I had no answer for my son. No good answer, at least. Part of me was cheering on the inside, but my heart also felt like it was stopping and I couldn’t breathe because I hurt so much. And I was scared. 

I have a passion for advancing women, and advocating for girls — and the deepest desire to help my boys navigate this world safely and respectfully, and to be good humans. I want them to be successful in their own right. I want them to be champions of women and considerate of their female friends, but I want them to thrive in their masculinity as well. 

But what does that mean? What is masculinity? I was still listening to Christine Blasey Ford’s stoic account of sexual assault in the background. My brain was on overload, empathetic tears streaming — and at the same time, I’m trying to understand how suddenly my son feels like he is being held accountable for Kavanaugh’s actions.

How, as a society, have we created a narrative where boys are blamed for men like Kavanaugh and Trump?

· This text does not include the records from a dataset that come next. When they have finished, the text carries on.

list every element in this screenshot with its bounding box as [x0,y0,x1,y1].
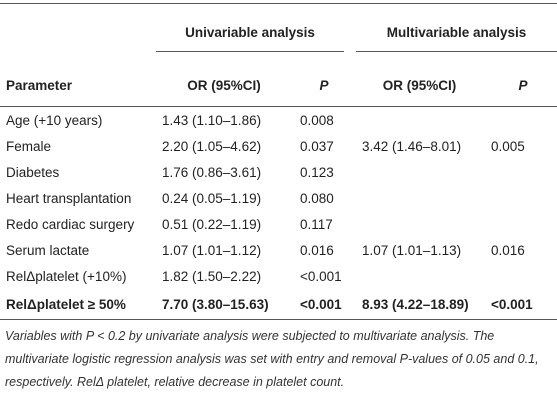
group-header-text: Multivariable analysis [356,17,557,52]
table-cell: <0.001 [300,268,342,284]
column-header: OR (95%CI) [350,64,484,107]
table-cell: 1.07 (1.01–1.13) [362,242,462,258]
table-cell: 0.51 (0.22–1.19) [162,216,262,232]
table-cell [483,107,557,134]
table-body: Age (+10 years) 1.43 (1.10–1.86) 0.008 Fema… [0,107,557,320]
table-cell: 1.82 (1.50–2.22) [162,268,262,284]
table-cell: 3.42 (1.46–8.01) [362,138,462,154]
results-table: Univariable analysis Multivariable analy… [0,3,557,320]
table-cell: 2.20 (1.05–4.62) [162,138,262,154]
table-cell: RelΔplatelet (+10%) [6,268,127,284]
table-cell: 0.117 [300,216,333,232]
table-row: Serum lactate 1.07 (1.01–1.12) 0.016 1.07 (… [0,237,557,263]
table-cell: Female [6,138,52,154]
table-cell: <0.001 [292,289,351,320]
table-cell: Heart transplantation [6,190,132,206]
table-cell [350,107,483,134]
page: Univariable analysis Multivariable analy… [0,3,557,406]
table-cell: 0.080 [300,190,334,206]
table-row: RelΔplatelet (+10%) 1.82 (1.50–2.22) <0.00… [0,263,557,289]
group-header-text: Univariable analysis [156,17,345,52]
table-cell [350,185,483,211]
column-header: P [292,64,351,107]
table-cell: 0.016 [300,242,334,258]
table-cell: RelΔplatelet ≥ 50% [0,289,150,320]
table-cell: 7.70 (3.80–15.63) [150,289,292,320]
table-cell: 8.93 (4.22–18.89) [350,289,484,320]
table-cell [483,159,557,185]
table-cell [350,211,483,237]
table-cell: 1.07 (1.01–1.12) [162,242,262,258]
table-cell: <0.001 [483,289,557,320]
table-cell: 0.016 [491,242,525,258]
table-cell: 0.24 (0.05–1.19) [162,190,262,206]
table-cell: 1.76 (0.86–3.61) [162,164,262,180]
table-row: Redo cardiac surgery 0.51 (0.22–1.19) 0.11… [0,211,557,237]
table-cell: 0.008 [300,112,334,128]
table-row: Age (+10 years) 1.43 (1.10–1.86) 0.008 [0,107,557,134]
column-header: P [483,64,557,107]
table-cell: 0.005 [491,138,525,154]
group-header: Univariable analysis [150,4,350,65]
table-row: Female 2.20 (1.05–4.62) 0.037 3.42 (1.46–8.… [0,133,557,159]
table-cell [350,159,483,185]
table-cell: Diabetes [6,164,60,180]
table-cell: 1.43 (1.10–1.86) [162,112,262,128]
table-row: Heart transplantation 0.24 (0.05–1.19) 0.0… [0,185,557,211]
corner [0,4,150,65]
column-header: OR (95%CI) [150,64,292,107]
footnote: Variables with P < 0.2 by univariate ana… [5,329,539,389]
table-row: Diabetes 1.76 (0.86–3.61) 0.123 [0,159,557,185]
table-row: RelΔplatelet ≥ 50% 7.70 (3.80–15.63) <0.00… [0,289,557,320]
column-header: Parameter [0,64,150,107]
table-cell: Redo cardiac surgery [6,216,135,232]
group-header: Multivariable analysis [350,4,557,65]
table-cell [483,185,557,211]
table-cell: 0.123 [300,164,334,180]
table-cell: Age (+10 years) [6,112,103,128]
table-cell [350,263,483,289]
table-cell: Serum lactate [6,242,90,258]
table-cell: 0.037 [300,138,334,154]
table-cell [483,263,557,289]
table-cell [483,211,557,237]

Over the next few days, I researched online and listened harder to parents talking to their sons. I quickly realized just how often we use the word “boy” in a positive manner. We don’t. We call our boys “young men” and we call our baby sons “my little man.” In doing so, we bypass their childhood, their right to being boys, and make them adults long before their time. Not only do we strip them of their childhood titles, but we also use those same titles to demean and insult men, with reprimands of “boys will be boys,” or the negative connotations of the “old boys’ club.”  

We infantilize our men and adultize our boys. Men do it. Women do it. And we are teaching our children to do it. We are breeding a misunderstanding and distrust of the masculine. It is harmful for both boys and girls — and consequently, men and women. 

So how do we support girls, advance women, and have healthy boys who will grow into men who are naturally empathetic, equitable and happy? How do we create sustainable change, with gender equality at every level? 

Answering these questions was the origin of boypro-ject. It’s about starting at the beginning. Teaching our children a new language and a new way of interacting. Creating new paths to understanding each other early.   

My partner, Jennifer Johnson, and I are equally devoted to inclusion and equity and we have created an organization that builds out an inclusive in-school curriculum to encourage young people to be authentic in their unique expression of personal identity. Our signature program is called Captains & Poets, which helps all genders understand modern masculinity. We are focusing on lifting the limitations we have all placed on masculinity. There is a Captain and a Poet in each of us as human beings, and our lessons are designed to recognize and access these archetypes in ourselves and to give permission for our peers to access both of these within themselves.   

With the right support, we believe the next generation will be in a unique position to bring forward a new form of masculine identity — one that is authentic and inclusive, that will organically create equitable home, work and social environments.